Seiring dengan itu, dari balik kegelapan jalan rahasia menuju kedalam, muncullah Mindra, tokoh ahli sihir asal Thian Tok. Ketika dia berjalan mendekat, semua pada memandangnya dengan penuh rasa heran.... Tek Ui Sinkay masih tidak begitu kenal dengannya, tetapi Sie Lan In dan Tio Lian Cu mengenal kakek ini meski tidak amat yakin jika yang muncul adalah tokoh yang mereka kenal itu.
"Engkau.....?" desis Sie Lan In nyaris tak percaya, juga Tio Lian Cu dan Khong Yan yang sudah mengenal tokoh itu.

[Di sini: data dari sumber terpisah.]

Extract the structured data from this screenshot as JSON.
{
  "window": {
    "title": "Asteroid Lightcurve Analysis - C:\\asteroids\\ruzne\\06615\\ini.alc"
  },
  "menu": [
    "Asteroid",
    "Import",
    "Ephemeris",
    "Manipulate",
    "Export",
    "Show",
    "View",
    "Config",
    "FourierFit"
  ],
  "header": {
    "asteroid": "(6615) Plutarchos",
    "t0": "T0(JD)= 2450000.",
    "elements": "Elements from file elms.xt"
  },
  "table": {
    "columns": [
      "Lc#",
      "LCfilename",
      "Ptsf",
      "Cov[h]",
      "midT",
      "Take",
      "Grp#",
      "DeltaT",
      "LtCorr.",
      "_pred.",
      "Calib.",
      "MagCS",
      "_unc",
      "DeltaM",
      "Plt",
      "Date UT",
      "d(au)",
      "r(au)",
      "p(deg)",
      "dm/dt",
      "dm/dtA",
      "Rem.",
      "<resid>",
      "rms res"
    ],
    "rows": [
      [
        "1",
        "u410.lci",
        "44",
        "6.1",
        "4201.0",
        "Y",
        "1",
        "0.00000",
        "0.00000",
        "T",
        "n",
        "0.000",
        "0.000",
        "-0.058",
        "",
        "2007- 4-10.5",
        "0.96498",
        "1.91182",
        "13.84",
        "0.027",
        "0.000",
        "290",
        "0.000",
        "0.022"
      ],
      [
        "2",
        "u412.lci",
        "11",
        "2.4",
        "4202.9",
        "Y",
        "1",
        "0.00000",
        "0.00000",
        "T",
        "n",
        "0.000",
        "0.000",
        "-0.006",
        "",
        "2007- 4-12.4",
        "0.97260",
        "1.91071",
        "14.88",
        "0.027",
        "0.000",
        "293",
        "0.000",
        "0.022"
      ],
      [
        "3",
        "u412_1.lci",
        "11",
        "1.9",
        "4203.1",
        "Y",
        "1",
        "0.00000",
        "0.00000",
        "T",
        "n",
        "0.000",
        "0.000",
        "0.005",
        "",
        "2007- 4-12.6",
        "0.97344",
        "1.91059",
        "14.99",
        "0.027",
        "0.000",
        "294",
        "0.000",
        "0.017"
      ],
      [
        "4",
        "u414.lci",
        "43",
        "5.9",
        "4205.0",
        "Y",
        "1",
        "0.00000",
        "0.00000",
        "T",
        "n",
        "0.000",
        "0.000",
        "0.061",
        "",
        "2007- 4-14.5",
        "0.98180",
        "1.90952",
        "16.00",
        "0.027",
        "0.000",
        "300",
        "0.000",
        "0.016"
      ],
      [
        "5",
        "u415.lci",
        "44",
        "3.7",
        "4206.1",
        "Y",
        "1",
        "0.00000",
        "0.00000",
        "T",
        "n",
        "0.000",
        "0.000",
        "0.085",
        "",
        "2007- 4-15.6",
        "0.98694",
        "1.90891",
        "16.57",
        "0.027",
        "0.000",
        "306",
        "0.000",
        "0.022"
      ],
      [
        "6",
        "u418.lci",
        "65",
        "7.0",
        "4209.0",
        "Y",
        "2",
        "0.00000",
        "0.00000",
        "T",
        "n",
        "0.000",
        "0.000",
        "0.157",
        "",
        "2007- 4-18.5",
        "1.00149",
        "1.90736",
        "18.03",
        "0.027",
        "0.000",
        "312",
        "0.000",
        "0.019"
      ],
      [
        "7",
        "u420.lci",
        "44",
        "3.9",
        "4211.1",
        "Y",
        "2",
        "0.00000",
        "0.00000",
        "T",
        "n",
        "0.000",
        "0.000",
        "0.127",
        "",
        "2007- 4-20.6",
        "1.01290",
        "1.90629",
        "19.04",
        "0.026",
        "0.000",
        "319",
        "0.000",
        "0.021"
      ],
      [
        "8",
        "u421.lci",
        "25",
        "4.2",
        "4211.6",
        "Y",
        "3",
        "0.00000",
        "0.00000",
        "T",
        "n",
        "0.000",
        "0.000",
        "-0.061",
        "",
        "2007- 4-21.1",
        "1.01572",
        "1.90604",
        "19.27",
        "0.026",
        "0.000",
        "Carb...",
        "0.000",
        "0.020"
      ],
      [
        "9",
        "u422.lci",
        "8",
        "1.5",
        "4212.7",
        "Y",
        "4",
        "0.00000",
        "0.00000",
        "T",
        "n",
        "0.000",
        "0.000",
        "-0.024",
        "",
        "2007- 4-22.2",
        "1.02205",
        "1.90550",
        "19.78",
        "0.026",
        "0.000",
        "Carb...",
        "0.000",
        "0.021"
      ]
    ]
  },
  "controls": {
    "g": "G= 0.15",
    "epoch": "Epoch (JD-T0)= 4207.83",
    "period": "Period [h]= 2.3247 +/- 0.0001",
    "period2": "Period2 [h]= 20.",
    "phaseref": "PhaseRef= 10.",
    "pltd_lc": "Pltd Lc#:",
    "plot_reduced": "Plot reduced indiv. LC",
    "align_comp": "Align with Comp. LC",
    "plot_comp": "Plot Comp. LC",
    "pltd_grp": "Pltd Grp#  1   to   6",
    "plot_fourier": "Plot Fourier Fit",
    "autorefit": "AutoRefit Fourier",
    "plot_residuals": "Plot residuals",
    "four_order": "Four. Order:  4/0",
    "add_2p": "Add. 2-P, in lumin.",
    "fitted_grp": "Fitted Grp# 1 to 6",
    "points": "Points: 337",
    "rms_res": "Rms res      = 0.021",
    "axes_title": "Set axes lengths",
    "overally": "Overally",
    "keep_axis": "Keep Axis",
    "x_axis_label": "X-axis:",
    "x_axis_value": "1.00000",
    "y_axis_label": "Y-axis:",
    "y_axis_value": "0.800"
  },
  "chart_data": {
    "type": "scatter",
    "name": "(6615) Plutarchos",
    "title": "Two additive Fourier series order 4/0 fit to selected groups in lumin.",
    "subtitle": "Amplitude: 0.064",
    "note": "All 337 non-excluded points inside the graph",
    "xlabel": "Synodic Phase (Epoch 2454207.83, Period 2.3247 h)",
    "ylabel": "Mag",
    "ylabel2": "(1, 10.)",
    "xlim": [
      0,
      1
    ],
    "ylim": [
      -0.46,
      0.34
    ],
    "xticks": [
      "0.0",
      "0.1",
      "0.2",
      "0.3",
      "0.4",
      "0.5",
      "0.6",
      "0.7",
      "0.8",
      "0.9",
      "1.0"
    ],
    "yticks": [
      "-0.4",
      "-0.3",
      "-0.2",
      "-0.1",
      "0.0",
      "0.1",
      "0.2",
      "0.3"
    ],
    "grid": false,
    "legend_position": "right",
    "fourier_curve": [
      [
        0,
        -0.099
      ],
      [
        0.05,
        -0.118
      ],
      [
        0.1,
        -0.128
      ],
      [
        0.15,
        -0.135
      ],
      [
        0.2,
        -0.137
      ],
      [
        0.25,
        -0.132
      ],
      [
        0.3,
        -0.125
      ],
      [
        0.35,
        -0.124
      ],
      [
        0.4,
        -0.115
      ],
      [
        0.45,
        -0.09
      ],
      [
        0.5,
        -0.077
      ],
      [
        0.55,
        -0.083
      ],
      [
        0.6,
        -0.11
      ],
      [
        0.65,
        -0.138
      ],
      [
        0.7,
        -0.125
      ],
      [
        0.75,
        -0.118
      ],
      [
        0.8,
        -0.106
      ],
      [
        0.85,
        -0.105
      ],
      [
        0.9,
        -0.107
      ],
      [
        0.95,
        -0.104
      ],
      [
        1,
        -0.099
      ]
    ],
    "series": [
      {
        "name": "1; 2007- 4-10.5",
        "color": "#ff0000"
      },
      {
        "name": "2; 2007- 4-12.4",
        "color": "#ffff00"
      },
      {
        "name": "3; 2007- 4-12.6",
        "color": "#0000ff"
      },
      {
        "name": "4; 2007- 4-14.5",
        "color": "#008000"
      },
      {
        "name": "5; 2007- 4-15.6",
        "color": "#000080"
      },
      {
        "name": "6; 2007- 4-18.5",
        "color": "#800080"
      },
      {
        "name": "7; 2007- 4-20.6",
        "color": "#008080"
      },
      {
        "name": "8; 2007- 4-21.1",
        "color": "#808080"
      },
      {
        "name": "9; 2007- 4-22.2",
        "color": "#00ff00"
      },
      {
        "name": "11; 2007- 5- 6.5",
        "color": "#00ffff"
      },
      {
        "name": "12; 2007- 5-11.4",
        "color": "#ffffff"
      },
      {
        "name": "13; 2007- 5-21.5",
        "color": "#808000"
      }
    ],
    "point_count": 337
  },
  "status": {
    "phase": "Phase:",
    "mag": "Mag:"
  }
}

"Tentunya kalian berdua mengenalnya, dia memang tokoh yang seama ini kita kenal sebagai murid ketiga dari Mo Hwee Hud. Dia adalah ahli sihir yang amat luar biasa, dan berasal dari negeri yang cukup jauh, yakni berasal dari Thian Tok. Untuk malam ini, maka tokoh ahli sihir ini akan bekerja sama dengan kita untuk melakukan beberapa pekerjaan yang amat berat dan amat berbahaya. Tapi meskipun demikian, pekerjaan itu akan menyelamatkan kurang lebih 500 nyawa pendekar ketika kita maju menyerang dan menerjang ke markas Bu Tek Seng Pay kelak......" berkata Koay Ji dengan penuh keyakinan, tetapi yang justru membuat Tek Ui Sinkay amat terkejut. Kaget dan terkejut mendnegar perkataan Koay Ji dan membuatnya sampai berpikir dan mendesis dalam hati......"Apa lagi yang dipersiapkan siauw sute pada hari ini...?", meski heran tapi dia snagat percaya dengan Koay Ji
"Siauw sute..... engkau....?"
"Sam Suheng, ech, maaf, Tek Ui Bengcu, malam ini akan kupaparkan apa yang kutemukan bersama Thian Liong Koay Hiap berdasarkan petunjuk dari sahabat-sahabat baikku (sambil menunjuk beberapa monyet yang berada disitu). Mereka menemukan jalan rahasia yang tembus hingga ke dalam Markas Utama Bu Tek Seng Pay di pinggang gunung Pek In San. Jalan ini sudah kami teliti dan selidiki selama dua hari ini dan ujungnya sudah kami tandai...... dan dalam penyelidikan itu, kami bertemu dengan Hui Goan Hwesio, Kauwcu Pek Lian Kauw sebelum Pek Bin Hwesio mengkhianatinya. Untungnya, jalan rahasia ini tidak diberitahukan kepada Pek Bin Hwesio, sehingga pihak Bu Tek Seng Pay tidak menyadari keberadaan jalan rahasia ini. Sayang Hui Goan Hwesio sudah terlampau rapuh setelah 10 tahun terakhir disiksa dan kemudian dipenjarakan. Namun di tempat yang sama, juga kami temukan Mindra yang matanya sudah dibutakan dan juga dipenjarakan di penjara bawah tanah ini. Kesempatan kita untuk dapat menang menyerang Bu Tek Seng Pay akan terletak di bagaimana mengoptimalkan jalan rahasia ini nantinya, dan juga bagaimana Mindra melakukan tugasnya nanti...." jelas Koay Ji yang terang saja membuat semua yang hadir terperangah, kaget. Tetapi, memang benar, jika jalan rahasia ini tembus ke markas Bu Tek Seng Pay tanpa lawan menyadarinya, maka alamat bahaya bagi pihak lawan. Tapi, bagaimana peran seorang Mindra, banyak yang masih tetap belum paham.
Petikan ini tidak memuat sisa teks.